Trying different tools to find what works for you is important, since what works for someone else might not be helpful to you. Making art, journaling, practicing yoga (or another physical activity that balances out your heart rate and calms your mind), practicing mindfulness, or taking a walk are a few ways to alleviate or cope with stress, according to the experts who spoke with Teen Vogue.
“Depending on the stressor, going into action mode can help some people. For example, if an upcoming exam is stressing you out, diving into studying and preparing for the exam can actually help decrease the associated stress,” says Chait. However, some people need distractions from stress instead of actively confronting the stressor, which is okay too.

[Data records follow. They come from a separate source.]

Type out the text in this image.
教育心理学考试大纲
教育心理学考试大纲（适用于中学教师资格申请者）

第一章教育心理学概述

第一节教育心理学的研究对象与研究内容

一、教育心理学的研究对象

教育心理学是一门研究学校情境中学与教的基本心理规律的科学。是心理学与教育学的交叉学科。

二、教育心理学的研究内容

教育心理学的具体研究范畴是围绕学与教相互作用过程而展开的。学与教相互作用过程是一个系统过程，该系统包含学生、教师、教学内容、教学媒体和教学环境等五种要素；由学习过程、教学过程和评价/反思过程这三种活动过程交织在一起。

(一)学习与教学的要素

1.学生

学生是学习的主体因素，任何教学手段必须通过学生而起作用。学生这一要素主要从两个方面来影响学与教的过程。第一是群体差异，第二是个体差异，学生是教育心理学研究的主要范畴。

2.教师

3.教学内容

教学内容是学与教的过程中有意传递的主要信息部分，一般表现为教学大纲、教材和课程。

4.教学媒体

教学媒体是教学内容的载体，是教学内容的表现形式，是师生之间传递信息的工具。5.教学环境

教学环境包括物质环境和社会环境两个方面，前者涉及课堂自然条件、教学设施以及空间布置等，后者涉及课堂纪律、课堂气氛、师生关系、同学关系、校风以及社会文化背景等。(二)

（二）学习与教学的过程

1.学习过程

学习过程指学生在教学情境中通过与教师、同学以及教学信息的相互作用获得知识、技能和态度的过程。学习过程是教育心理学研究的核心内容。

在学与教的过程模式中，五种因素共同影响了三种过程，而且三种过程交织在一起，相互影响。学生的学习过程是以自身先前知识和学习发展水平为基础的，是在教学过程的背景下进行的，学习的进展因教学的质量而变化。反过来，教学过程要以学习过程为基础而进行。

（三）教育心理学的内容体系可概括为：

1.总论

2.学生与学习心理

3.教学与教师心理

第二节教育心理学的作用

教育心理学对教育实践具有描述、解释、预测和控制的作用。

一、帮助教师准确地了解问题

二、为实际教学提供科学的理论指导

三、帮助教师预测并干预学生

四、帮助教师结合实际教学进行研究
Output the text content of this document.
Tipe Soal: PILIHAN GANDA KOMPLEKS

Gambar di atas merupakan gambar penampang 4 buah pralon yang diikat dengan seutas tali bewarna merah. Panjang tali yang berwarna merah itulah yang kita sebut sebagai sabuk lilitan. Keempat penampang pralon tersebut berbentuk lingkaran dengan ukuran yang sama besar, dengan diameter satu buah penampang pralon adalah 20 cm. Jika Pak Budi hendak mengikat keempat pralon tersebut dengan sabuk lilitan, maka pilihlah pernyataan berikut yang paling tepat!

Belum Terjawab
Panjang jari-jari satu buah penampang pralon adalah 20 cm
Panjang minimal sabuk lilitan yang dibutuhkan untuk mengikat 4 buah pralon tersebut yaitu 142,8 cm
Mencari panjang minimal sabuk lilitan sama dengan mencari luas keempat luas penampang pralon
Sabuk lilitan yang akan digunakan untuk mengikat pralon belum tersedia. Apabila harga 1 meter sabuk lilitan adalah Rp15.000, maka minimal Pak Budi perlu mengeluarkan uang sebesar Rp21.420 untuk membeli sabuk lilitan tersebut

Especially with recent news stories causing a great deal of stress for many people, taking a break from the news and from social media can make you feel better and more in control, says Chait.
Krimer says that self-talk might also help you cope with stress. Self-talk is exactly what it sounds like — telling yourself that it’s okay, that you’re having scary or stressful thoughts, and then talking to the thoughts. You can say, “Hi thoughts! Nice to see you … please come again another time.” Doing something like this is an active way to gently acknowledge stressful thoughts and help you to let them go.
Telling a few close friends about your struggles can also be a great way to let go of stress. Asking friends for support can actually decrease stigma as well as isolation. “Don’t be fooled by the illusion that you’re the only one who isn’t ‘chill,’” says psychologist Anna Kress. Many people struggle with stress, and remembering you’re not alone might also alleviate some tension.
If you start to suspect that anxiety is interrupting your life, seeing a medical professional like a doctor or therapist is a constructive way to stay on top of your mental health and feel like you’re in control.
What’s the difference between stress and anxiety?
Although stress is a common and valid emotion, feeling stressed is not the same thing as feeling anxious or having clinical anxiety. When you’re stressed, it’s still possible to generally move through life as usual, even though you might be in a heightened state. More intense reactions to situations could lead to panic attacks and anxiety attacks.
Stress tends to go away more quickly than anxiety. However, when left unchecked, stress may turn into anxiety and other mental illnesses, which is one reason why learning how to manage it so necessary.
“Not managing stress properly can lead to an anxiety disorder,” says therapist Amanda Petrik-Gardner, who specializes in treating anxiety disorders. “A true anxiety disorder, whether that be generalized anxiety disorder or social anxiety, means an individual’s anxiety impacts their functioning; their anxiety causes impairment in school, work, or relationships.”
Because stress, when ignored, can lead to anxiety, depression, suicidal thoughts and feelings, or physical illnesses like irritable bowel syndrome (IBS) or stress ulcers, talking about what you’re experiencing and reaching out to people may help you feel more in control and better able to manage your stress.